An employer who has small business loans forgiven under the PPP is not eligible for the deferral of payroll taxes. However, employers who have received a PPP loan may defer deposit and payment of the employer's share of Social Security tax that otherwise would be required to be made beginning on March 27, 2020, through the date the lender issues a decision to forgive the loan, without incurring failure to deposit and failure to pay penalties. Once an employer receives a decision from its lender that its PPP loan is forgiven, the employer is no longer eligible to defer deposit and payment of the employer's share of Social Security tax due after that date. However, the amount of the deposit and payment of the employer's share of Social Security tax that was deferred through the date that the PPP loan is forgiven continues to be deferred and will be due on the "applicable dates" of December 31, 2021 and December 31, 2022, respectively.
The provision also states that if an employer directs a certified professional employer organization or other third party (i.e. a payroll company) to defer Social Security withholding under this Act, then the employer is solely liable for the eventual timely payment of the taxes.
Tribal Enterprise Considerations
Even though tribal-owned enterprises formed under Section 17 or tribal law are typically non-taxable for federal income tax purposes, they are still liable to pay the employer portion of the Social Security (payroll) tax. Thus, tribal-owned enterprises should be eligible for either the payroll tax deferral or the employee retention tax credit.

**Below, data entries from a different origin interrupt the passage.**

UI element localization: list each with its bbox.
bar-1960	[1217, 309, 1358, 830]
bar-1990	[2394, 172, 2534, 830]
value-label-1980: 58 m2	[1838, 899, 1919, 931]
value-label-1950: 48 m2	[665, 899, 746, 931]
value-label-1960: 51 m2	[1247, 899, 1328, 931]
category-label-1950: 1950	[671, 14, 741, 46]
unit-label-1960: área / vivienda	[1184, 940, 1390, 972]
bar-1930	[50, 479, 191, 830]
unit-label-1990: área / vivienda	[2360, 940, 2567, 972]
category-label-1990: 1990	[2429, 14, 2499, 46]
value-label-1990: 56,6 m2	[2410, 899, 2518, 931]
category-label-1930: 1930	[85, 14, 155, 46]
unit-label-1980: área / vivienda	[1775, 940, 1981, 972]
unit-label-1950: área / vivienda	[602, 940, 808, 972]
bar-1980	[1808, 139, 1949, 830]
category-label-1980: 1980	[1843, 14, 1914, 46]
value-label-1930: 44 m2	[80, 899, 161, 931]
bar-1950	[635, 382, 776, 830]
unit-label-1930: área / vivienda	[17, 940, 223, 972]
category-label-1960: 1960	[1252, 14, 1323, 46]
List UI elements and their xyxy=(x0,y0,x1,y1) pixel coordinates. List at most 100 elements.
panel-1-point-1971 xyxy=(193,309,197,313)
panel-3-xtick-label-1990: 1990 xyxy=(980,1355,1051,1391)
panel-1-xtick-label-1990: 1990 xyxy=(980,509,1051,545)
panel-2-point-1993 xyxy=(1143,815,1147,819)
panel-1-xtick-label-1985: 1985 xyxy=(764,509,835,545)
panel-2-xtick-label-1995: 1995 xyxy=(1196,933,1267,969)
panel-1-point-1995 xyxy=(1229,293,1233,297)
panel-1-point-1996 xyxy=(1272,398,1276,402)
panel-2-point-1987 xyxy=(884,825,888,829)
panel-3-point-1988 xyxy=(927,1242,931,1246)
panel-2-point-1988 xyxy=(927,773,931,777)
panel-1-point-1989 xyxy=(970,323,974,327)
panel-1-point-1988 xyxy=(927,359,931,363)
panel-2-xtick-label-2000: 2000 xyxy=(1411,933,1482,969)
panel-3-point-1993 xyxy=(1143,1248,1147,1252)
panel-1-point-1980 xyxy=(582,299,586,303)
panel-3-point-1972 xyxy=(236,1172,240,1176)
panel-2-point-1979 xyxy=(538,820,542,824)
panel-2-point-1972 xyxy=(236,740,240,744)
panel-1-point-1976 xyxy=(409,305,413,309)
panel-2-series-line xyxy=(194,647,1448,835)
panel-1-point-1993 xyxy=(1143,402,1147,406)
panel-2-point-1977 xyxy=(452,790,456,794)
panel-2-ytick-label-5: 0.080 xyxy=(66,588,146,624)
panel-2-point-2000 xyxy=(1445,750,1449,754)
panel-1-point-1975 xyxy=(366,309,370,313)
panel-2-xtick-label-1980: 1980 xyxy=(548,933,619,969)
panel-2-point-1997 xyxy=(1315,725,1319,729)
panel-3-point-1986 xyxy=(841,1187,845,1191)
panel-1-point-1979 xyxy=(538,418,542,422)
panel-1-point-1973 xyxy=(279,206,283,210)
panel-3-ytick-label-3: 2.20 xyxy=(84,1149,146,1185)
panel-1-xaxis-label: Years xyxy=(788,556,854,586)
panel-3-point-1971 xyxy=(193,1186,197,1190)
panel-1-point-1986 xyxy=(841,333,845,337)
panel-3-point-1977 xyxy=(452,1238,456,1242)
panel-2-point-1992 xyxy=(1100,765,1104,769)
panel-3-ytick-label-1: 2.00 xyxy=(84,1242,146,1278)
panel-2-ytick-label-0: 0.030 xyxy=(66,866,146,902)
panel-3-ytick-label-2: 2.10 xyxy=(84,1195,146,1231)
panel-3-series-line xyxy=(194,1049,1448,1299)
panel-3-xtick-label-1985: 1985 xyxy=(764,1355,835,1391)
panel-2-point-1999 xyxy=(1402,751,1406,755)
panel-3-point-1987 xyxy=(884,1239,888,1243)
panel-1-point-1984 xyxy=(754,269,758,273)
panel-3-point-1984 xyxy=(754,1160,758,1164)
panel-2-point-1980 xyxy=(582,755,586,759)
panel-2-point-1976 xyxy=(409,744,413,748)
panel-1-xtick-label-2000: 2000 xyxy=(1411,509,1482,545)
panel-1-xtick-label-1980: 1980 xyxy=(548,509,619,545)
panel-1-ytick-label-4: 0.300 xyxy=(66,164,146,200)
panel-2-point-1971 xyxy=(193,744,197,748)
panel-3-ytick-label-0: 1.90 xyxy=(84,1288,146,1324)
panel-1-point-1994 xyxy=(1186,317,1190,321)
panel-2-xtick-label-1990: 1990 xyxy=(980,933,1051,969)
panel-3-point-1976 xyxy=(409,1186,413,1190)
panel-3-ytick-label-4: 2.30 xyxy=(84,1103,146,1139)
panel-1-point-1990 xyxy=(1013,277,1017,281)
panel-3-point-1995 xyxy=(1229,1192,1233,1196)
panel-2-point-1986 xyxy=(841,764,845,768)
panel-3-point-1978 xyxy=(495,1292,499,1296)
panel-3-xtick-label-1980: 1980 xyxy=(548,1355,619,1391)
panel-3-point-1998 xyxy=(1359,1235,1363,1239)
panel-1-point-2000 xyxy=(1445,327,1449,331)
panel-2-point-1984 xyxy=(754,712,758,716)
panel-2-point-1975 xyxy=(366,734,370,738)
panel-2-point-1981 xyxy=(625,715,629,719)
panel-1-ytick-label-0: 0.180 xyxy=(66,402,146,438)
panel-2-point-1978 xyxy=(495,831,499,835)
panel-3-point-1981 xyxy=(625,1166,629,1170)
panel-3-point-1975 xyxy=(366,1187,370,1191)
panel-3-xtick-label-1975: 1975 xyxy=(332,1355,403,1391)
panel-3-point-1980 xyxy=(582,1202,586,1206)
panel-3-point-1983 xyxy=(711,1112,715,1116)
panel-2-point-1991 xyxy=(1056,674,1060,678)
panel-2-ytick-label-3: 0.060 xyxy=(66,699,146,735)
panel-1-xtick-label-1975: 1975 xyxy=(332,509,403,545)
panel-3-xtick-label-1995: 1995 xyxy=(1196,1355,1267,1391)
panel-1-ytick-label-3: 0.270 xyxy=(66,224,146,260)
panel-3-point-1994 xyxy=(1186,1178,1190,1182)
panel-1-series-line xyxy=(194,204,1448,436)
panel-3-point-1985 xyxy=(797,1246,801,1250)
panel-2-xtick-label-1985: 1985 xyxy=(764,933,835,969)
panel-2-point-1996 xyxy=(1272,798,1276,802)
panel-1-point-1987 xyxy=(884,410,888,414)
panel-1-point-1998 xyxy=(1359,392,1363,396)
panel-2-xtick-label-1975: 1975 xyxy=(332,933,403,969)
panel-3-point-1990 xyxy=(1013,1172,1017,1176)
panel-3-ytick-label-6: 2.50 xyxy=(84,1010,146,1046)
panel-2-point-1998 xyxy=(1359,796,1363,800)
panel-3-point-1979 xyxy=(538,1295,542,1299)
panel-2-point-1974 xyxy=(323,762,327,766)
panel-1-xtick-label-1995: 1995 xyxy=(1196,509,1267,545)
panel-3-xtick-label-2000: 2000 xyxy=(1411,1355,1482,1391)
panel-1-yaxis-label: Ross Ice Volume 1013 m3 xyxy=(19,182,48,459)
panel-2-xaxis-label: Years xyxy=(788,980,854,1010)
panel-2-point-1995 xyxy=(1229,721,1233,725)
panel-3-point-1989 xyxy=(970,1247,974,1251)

But, because these tax benefits will be limited for tribal enterprises that receive a PPP loan, tribal enterprises with less than 500 employees should carefully evaluate which program(s) work best for their financial situation. Other tribal enterprises that don't qualify for the PPP benefit, such as gaming or lending enterprises or enterprises with more than 500 employees, will be eligible for these tax benefits.